Second, it prevents those working remotely from having an equitable voice in hybrid meetings. Greg proposes companies implement the “all or nothing” rule:
“The key to success here is not a set of etiquette, but it’s a very simple rule that we created, which we call the ‘all or nothing’ rule. Either everyone’s all together, physically in the same room, or no one’s together in the same room, and everyone has to dial in. Because if everyone’s on the same platform, then you could have an equitable conversation across the board but having that hybrid environment, specifically for meetings, is a really challenging place for anyone to be successful in.”
Hybrid work environments have the potential to fizzle out as they lack consistency and don’t provide employees with the same benefits as co-located or remote workspaces.
4. Tap into Global Talent
In general, a company’s two most expensive assets are its people and its real estate.
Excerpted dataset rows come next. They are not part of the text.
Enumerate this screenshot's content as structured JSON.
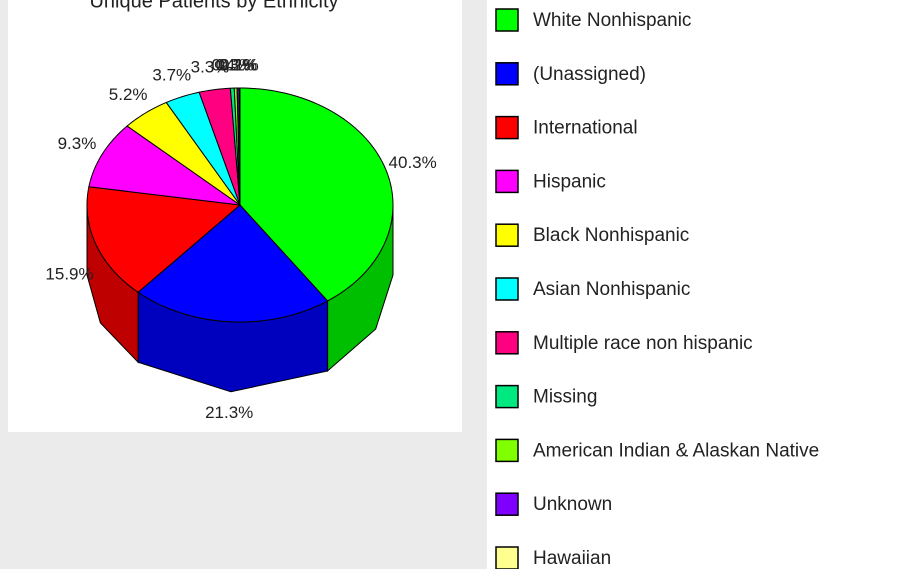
{
  "chart_data": {
    "type": "pie",
    "title": "Unique Patients by Ethnicity",
    "categories": [
      "White Nonhispanic",
      "(Unassigned)",
      "International",
      "Hispanic",
      "Black Nonhispanic",
      "Asian Nonhispanic",
      "Multiple race non hispanic",
      "Missing",
      "American Indian & Alaskan Native",
      "Unknown",
      "Hawaiian"
    ],
    "values": [
      40.3,
      21.3,
      15.9,
      9.3,
      5.2,
      3.7,
      3.3,
      0.4,
      0.3,
      0.2,
      0.1
    ],
    "value_labels": [
      "40.3%",
      "21.3%",
      "15.9%",
      "9.3%",
      "5.2%",
      "3.7%",
      "3.3%",
      "0.4%",
      "0.3%",
      "0.2%",
      "0.1%"
    ],
    "colors": [
      "#00ff00",
      "#0000ff",
      "#ff0000",
      "#ff00ff",
      "#ffff00",
      "#00ffff",
      "#ff0080",
      "#00e880",
      "#80ff00",
      "#8000ff",
      "#ffff90"
    ]
  }
}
By eliminating the need for real estate, not only do you instantly put yourself in a better financial position, but you also get ahead of the competition.
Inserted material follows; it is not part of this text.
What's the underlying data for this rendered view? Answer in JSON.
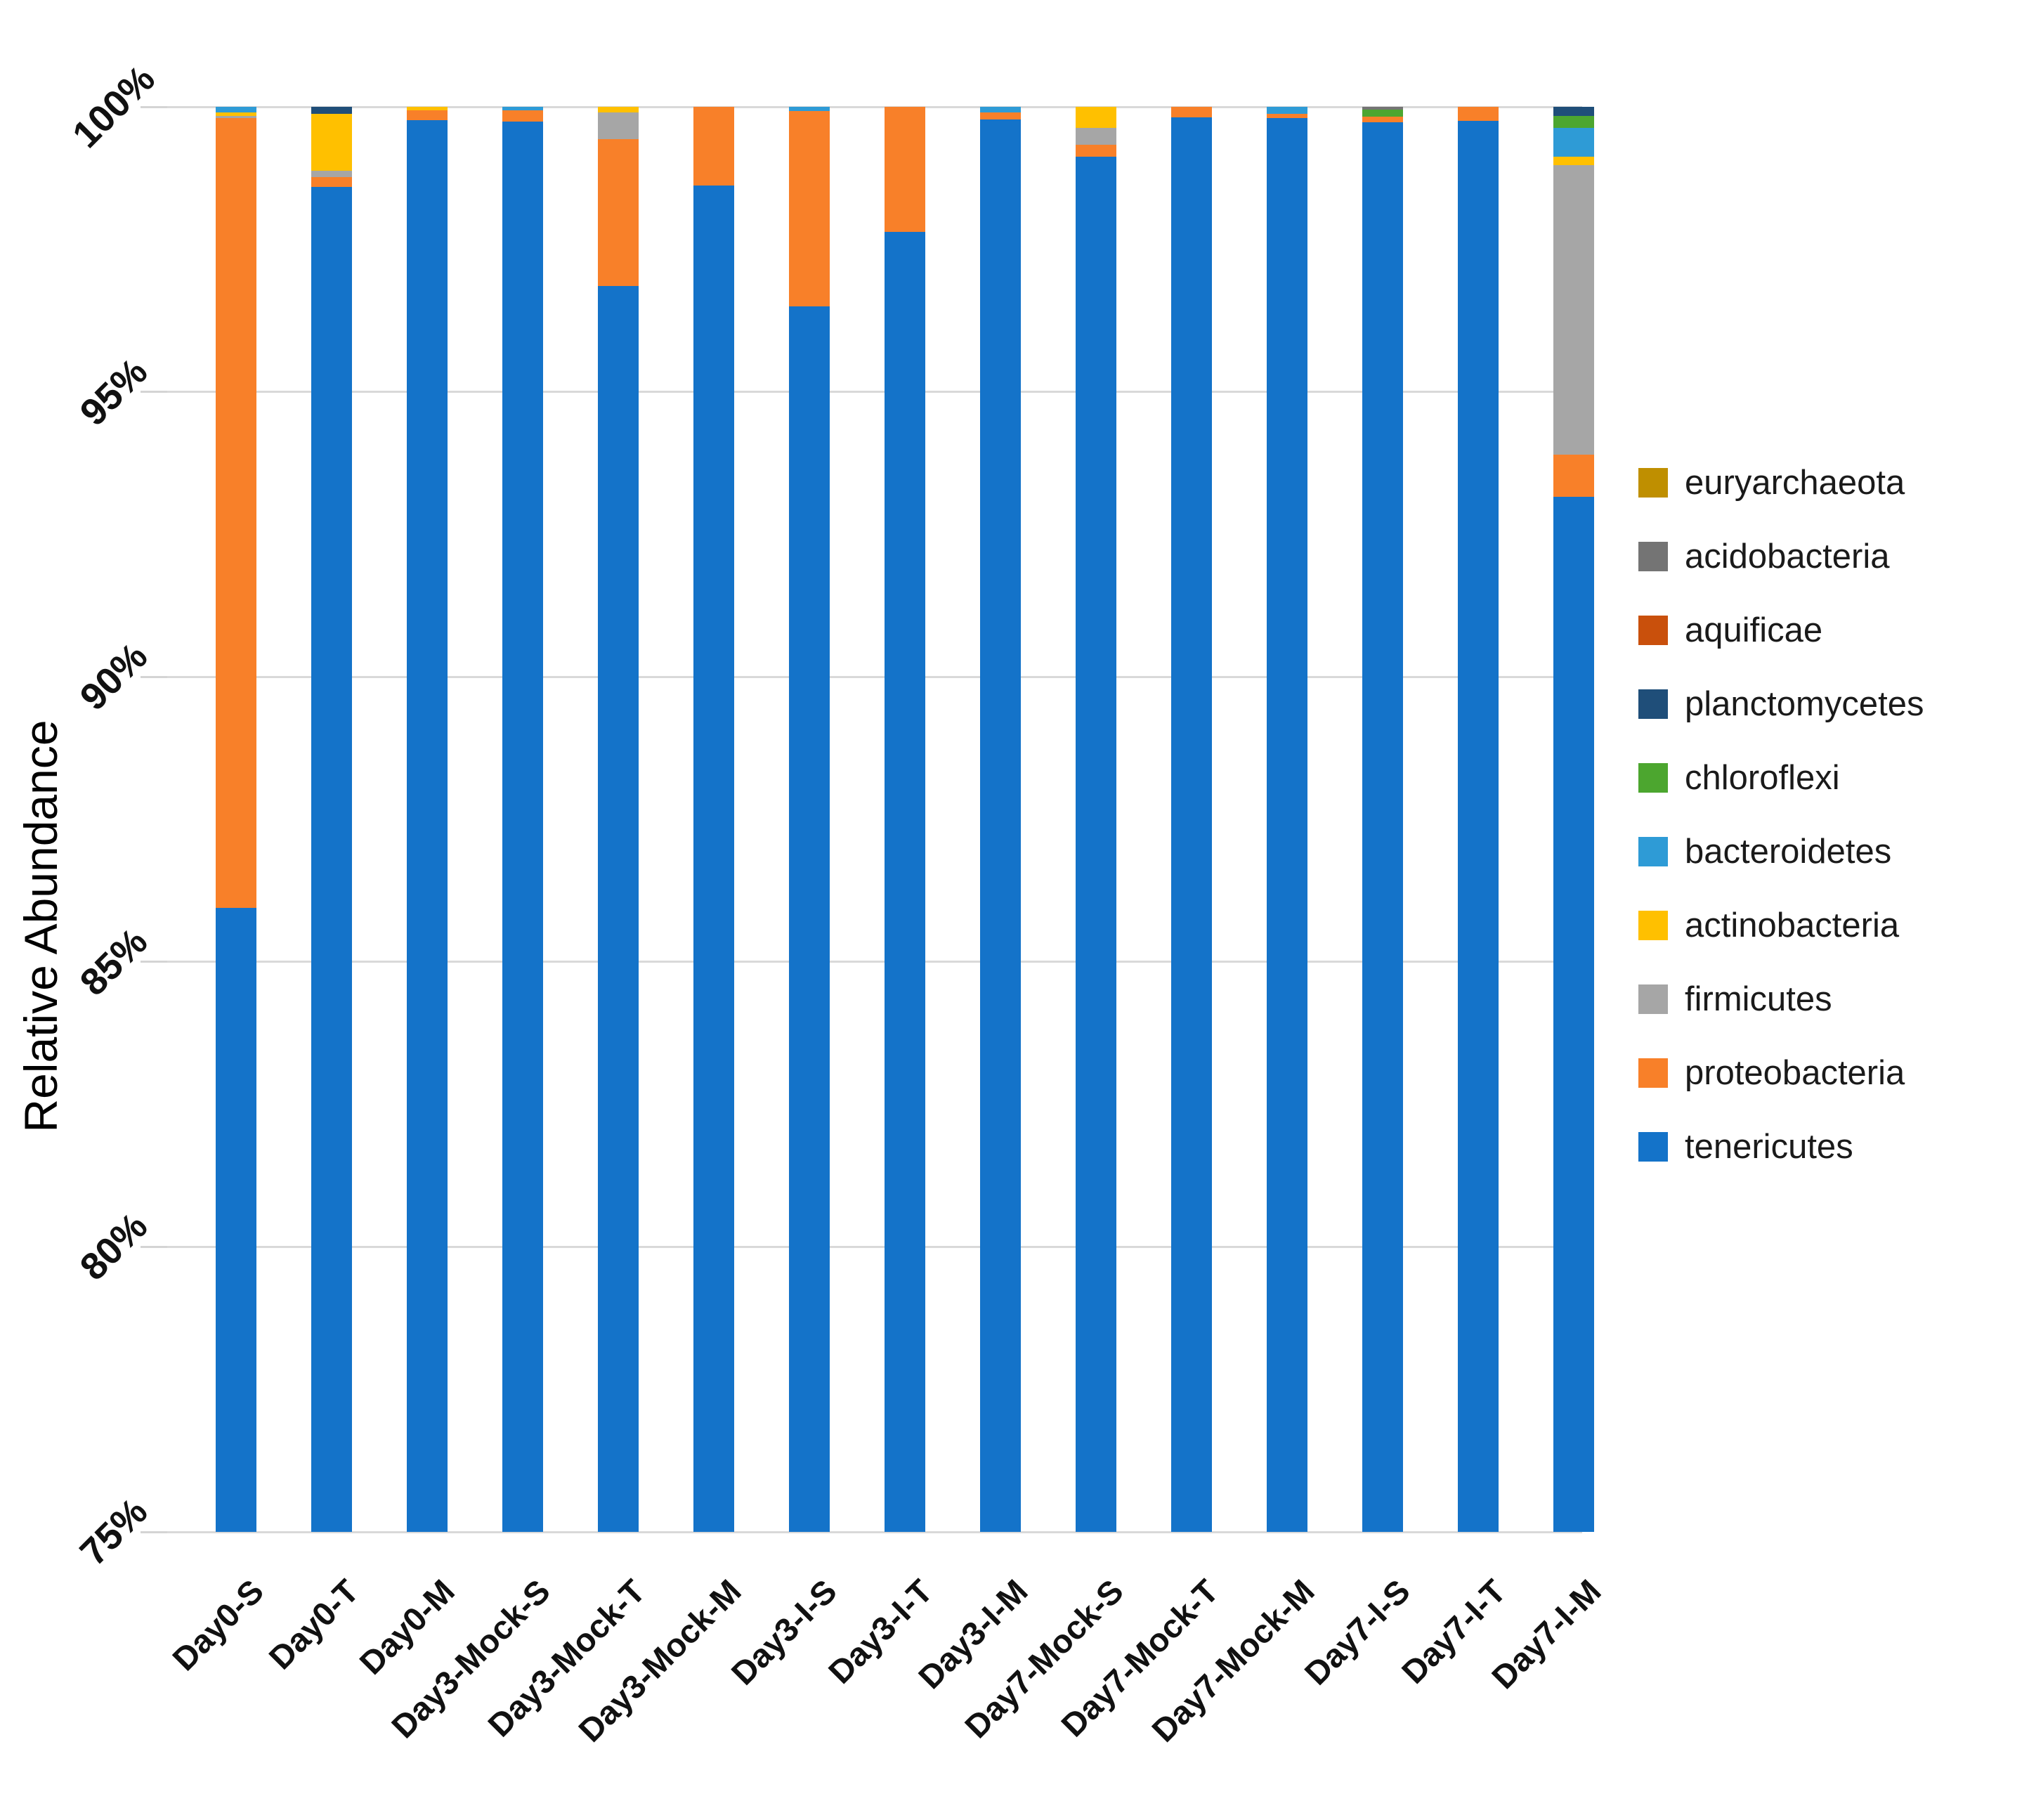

Remote work also allows you to hire from a much larger pool of qualified candidates rather than limiting yourself to those who live within commuting distance of your company’s workplace.
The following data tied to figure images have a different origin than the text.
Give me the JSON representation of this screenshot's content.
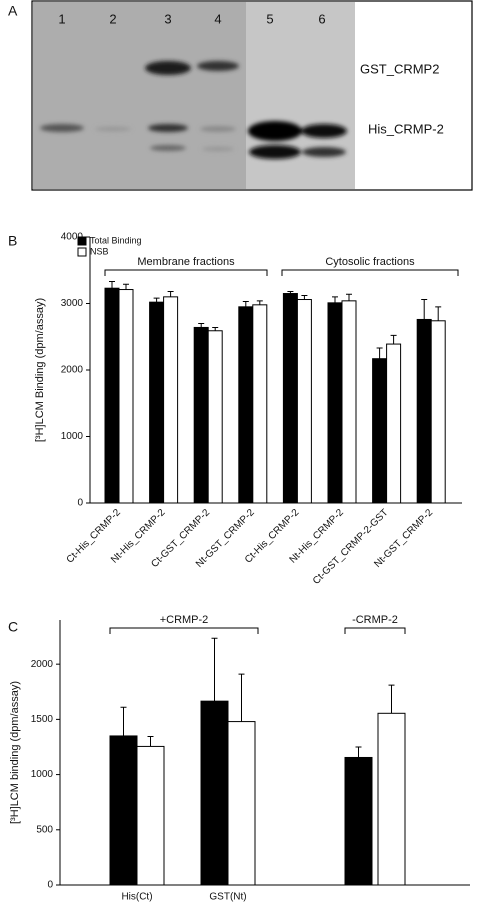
{
  "gel": {
    "label": "A",
    "lanes": [
      "1",
      "2",
      "3",
      "4",
      "5",
      "6"
    ],
    "bands": [
      "GST_CRMP2",
      "His_CRMP-2"
    ]
  },
  "chart_data": [
    {
      "type": "bar",
      "label": "B",
      "ylabel": "[³H]LCM Binding (dpm/assay)",
      "categories": [
        "Ct-His_CRMP-2",
        "Nt-His_CRMP-2",
        "Ct-GST_CRMP-2",
        "Nt-GST_CRMP-2",
        "Ct-His_CRMP-2",
        "Nt-His_CRMP-2",
        "Ct-GST_CRMP-2-GST",
        "Nt-GST_CRMP-2"
      ],
      "series": [
        {
          "name": "Total Binding",
          "color": "#000000",
          "values": [
            3230,
            3020,
            2640,
            2950,
            3150,
            3010,
            2170,
            2760
          ],
          "errors": [
            100,
            60,
            60,
            80,
            30,
            90,
            160,
            300
          ]
        },
        {
          "name": "NSB",
          "color": "#ffffff",
          "values": [
            3210,
            3100,
            2590,
            2980,
            3060,
            3040,
            2390,
            2740
          ],
          "errors": [
            80,
            80,
            50,
            60,
            60,
            100,
            130,
            210
          ]
        }
      ],
      "annotations": [
        "Membrane fractions",
        "Cytosolic fractions"
      ],
      "ylim": [
        0,
        4000
      ],
      "yticks": [
        0,
        1000,
        2000,
        3000,
        4000
      ],
      "legend": "top-left"
    },
    {
      "type": "bar",
      "label": "C",
      "ylabel": "[³H]LCM binding (dpm/assay)",
      "categories": [
        "His(Ct)",
        "GST(Nt)",
        null
      ],
      "series": [
        {
          "color": "#000000",
          "values": [
            1350,
            1665,
            1155
          ],
          "errors": [
            260,
            570,
            95
          ]
        },
        {
          "color": "#ffffff",
          "values": [
            1255,
            1480,
            1555
          ],
          "errors": [
            90,
            430,
            255
          ]
        }
      ],
      "annotations": [
        "+CRMP-2",
        "-CRMP-2"
      ],
      "ylim": [
        0,
        2400
      ],
      "yticks": [
        0,
        500,
        1000,
        1500,
        2000
      ]
    }
  ]
}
A distributed work model is a win-win for most companies, Greg says, “If you can get better people . . . and you don’t pay for real estate, it seems inevitable that you’re going to win unless there’s such a strong benefit to being co-located versus remote.”
How to Create a Thriving Remote Work Environment
If you believe remote work is the way of the future, you need to adapt your practices to fit the new model. The basics, Greg says, are the same: “Good remote infrastructure is actually very similar to a good co-located infrastructure.”
These three tips from Greg will help you create a successful remote work environment for your employees:
1. Set Clear Goals and Expectations
Good communication is vital for any company, but it’s especially important when you work remotely. It goes beyond the tools and systems you have in place. Greg says: “The tools are important to get right, but it’s much more important that you build the right alignment with the right folks on the team to set them up to be successful. ”Communicate your goals and expectations clearly to your team so they know how to measure success.
2. Trust Your Team and They Will Deliver Results
Remote work shines a light on bad management while elevating great management. Complete oversight and micromanagement are things of the past, and as a leader, you must fully trust your employees’ capabilities and motivate them to new levels.
Greg says in a traditional office, an employee’s efficiency is often measured by their “input,” i.e. how many hours they spend in the office. With remote work, you measure efficiency by the “outputs,” or the quality of work your employees produce.
If you give employees clear goals and place your trust in them, they are intrinsically motivated to get the job done. Greg says, “Without the foundation of trust and holding people accountable to them, it creates this dissonance where it actually encourages people to actively waste as much time as possible.”
When you trust your employees, you heighten productivity and the quality of output.
3. Build a Culture that Supports Distributed Workforces
Some leaders fear remote work dampens strong interpersonal work relationships. However, they fail to see that a remote environment allows you to create intentional experiences that bring people together in non-work-related ways.
Host fun, experiential gatherings a few times a year to help your team cement real-world relationships, Greg says:
Experiences shared together builds community within your organization, regardless of where your home base may be.
Remote Work is Here to Stay
More and more, the benefits of remote work outweigh those of an in-person setup.
If you want to stay ahead of the curve, cut overhead costs, and hire talent from anywhere in the world, adapt your business to remote work.